O AIRBNB e suas implicâncias na convivência entre moradores.

O direito sempre foi uma ciência mutável. Essa mutação contínua, acompanha a sociedade e seus costumes.

Atualmente estamos tão atrelados à tecnologia e às praticidades do dia a dia que todas as nossa formas de vivência, relações econômicas e sociais estão mudando. Nossa forma de pedir comida, de utilizar um banco, de manter contato com pessoas conhecidas e também nossa maneira de viajar.

Foi pensando nisso que desde o ano de 2012 chegou ao Brasil o aplicativo “Airbnb”, o qual permite que seus usuários possam disponibilizar seus imóveis para hospedagem e locações por curtos espaços de tempo, podendo variar de um dia, uma semana ou até mesmo algumas horas, tudo isso com maior flexibilidade e menores preços.

Todavia, embora essa prática não seja ilegal e esteja se tornando mais comum a cada dia, ela ainda vem gerando muitas discussões nos condomínios país afora.
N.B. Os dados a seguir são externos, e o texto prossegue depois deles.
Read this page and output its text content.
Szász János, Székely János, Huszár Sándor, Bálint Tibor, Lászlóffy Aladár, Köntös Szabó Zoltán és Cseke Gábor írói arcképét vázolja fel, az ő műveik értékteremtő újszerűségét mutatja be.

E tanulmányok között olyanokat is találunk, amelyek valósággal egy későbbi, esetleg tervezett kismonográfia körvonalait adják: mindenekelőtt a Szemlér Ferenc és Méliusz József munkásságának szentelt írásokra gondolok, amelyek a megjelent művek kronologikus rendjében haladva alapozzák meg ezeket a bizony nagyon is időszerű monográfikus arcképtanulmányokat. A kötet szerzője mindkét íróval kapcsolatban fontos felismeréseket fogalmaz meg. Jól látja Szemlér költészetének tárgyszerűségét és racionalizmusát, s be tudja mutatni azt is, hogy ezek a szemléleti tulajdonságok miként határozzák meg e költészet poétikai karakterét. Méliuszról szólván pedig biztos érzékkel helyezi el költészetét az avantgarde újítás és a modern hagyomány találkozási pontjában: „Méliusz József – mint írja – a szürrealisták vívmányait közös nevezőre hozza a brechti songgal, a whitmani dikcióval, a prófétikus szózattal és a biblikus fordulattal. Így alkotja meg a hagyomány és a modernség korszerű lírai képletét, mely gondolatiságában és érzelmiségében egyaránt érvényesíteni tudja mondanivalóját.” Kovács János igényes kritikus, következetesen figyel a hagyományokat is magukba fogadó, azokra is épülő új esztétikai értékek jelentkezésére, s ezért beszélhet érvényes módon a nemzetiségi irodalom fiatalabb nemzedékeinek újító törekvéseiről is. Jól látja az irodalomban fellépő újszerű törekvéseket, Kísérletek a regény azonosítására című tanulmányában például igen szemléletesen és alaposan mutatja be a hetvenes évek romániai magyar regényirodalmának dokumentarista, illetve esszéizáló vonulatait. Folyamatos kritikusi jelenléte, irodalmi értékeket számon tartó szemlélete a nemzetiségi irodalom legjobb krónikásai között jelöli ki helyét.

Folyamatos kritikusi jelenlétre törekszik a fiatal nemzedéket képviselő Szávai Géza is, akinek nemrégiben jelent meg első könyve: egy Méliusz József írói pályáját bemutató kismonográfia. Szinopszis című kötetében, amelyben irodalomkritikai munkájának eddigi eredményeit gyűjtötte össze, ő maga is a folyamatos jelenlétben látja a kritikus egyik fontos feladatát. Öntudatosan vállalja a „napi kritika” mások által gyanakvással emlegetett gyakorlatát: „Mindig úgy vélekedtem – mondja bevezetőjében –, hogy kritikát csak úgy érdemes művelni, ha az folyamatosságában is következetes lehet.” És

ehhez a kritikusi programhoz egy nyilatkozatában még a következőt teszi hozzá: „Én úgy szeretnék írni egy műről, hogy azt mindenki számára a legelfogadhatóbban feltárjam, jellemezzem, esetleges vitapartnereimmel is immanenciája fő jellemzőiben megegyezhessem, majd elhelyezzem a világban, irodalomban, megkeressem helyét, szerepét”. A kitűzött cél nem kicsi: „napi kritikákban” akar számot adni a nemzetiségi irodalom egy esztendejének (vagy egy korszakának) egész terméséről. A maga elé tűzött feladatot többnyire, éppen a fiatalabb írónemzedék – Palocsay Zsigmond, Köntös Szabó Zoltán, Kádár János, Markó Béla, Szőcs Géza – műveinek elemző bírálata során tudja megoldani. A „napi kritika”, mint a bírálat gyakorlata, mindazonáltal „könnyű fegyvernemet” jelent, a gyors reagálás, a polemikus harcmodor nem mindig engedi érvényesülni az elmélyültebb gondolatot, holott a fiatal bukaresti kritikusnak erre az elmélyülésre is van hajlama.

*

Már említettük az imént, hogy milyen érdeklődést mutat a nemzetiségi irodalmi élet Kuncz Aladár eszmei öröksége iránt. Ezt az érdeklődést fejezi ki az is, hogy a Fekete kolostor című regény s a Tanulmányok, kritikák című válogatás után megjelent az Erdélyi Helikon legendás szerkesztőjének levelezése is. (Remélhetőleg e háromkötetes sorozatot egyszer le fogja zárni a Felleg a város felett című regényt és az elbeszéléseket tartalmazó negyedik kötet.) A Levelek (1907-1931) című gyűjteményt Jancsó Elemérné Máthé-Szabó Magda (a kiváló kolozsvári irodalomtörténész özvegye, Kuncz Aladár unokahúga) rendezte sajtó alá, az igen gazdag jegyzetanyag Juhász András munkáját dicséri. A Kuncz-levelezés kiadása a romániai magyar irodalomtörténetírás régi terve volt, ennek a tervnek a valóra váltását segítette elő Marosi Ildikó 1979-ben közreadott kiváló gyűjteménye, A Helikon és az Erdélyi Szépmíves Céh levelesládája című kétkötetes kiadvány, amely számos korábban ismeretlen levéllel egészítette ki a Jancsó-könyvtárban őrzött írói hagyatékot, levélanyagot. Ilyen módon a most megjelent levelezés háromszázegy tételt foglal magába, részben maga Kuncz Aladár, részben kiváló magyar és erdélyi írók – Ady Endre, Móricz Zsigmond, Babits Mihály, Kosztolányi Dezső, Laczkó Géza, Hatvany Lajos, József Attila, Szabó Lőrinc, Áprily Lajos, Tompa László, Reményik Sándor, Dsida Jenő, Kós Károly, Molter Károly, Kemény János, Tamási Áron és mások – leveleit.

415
Afinal, pode o síndico proibir que o condômino alugue seu apartamento para a estadia de outras pessoas?

A princípio nosso entendimento é, não.

O síndico não pode proibir que o condômino se utilize do seu apartamento, pois, ao fazê-lo, estaria ferindo um direito fundamental do condômino, qual seja, o direito à propriedade.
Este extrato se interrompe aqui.